Economist Taro Kimura stated, "We believe the Bank of Japan will look through the weakness in the headline data and remain alert to upside inflation risks from rising oil prices. We continue to expect the BOJ to raise rates by 25 basis points to 1% in June."

Service prices, a key indicator of demand-driven inflation, rose 1.1% year-on-year. Food prices excluding fresh food increased by 4.1%, though the pace of increase slowed from the previous month. Rice prices fell 1%, marking the first decline since August 2022 and a stark contrast to the nearly 94% surge witnessed last year.

Prime Minister Takaichi recently called for a supplementary budget to fund utility subsidies this summer and stated earlier this week that the funds would be raised without increasing regular government bond issuance. Nonetheless, concerns persist in the market about expanding fiscal spending. This, combined with a global rise in yields driven by war-induced inflation fears, has triggered a sell-off in Japanese government bonds.

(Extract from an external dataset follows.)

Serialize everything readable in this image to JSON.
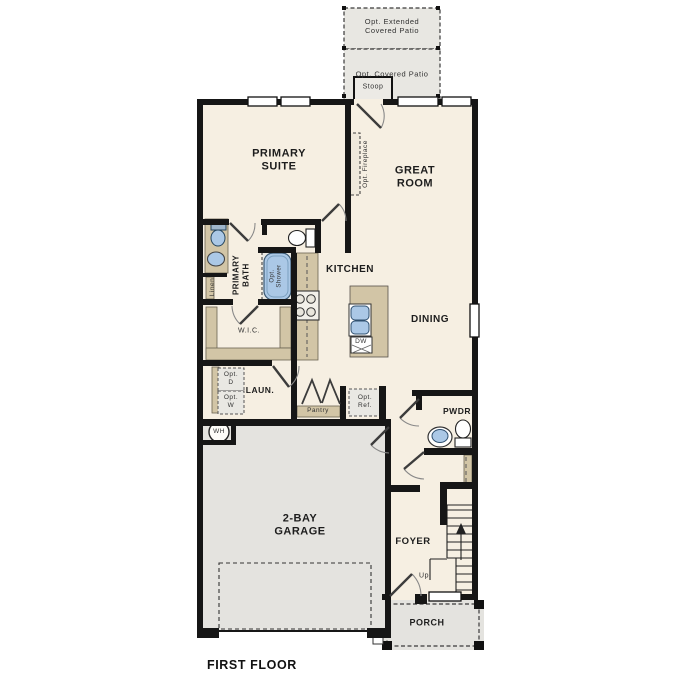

The Prime Minister has also been open about her preference for accommodative policy. Last week, Takaichi told Governor Kazuo Ueda that she hopes the Bank of Japan will consider the government's price relief measures and other economic policies when formulating appropriate monetary policy. This could pose challenges as inflation risks beyond the conflict increase.

Major Japanese food manufacturers Nisshin Seifun Group and Showa Sangyo both announced on Thursday that they will raise prices on some products starting in August. These moves indicate that companies are becoming more willing to pass on higher costs to consumers, a trend that Governor Ueda has also noted.

The yen is another factor contributing to persistent price pressures by raising the cost of imported goods. As of 9:36 a.m. on Friday, the yen was trading around 159.30 per US dollar, remaining near its lowest level since Japan's Ministry of Finance intervened in the currency market on April 30. The latest intervention figures are scheduled for release later on Friday.

Two other data points released on Friday showed that industrial production in April posted its first unexpected increase since the beginning of the year, and retail sales also recovered compared to the previous month. Japan's unemployment rate fell to 2.5% last month, its lowest level since July of last year.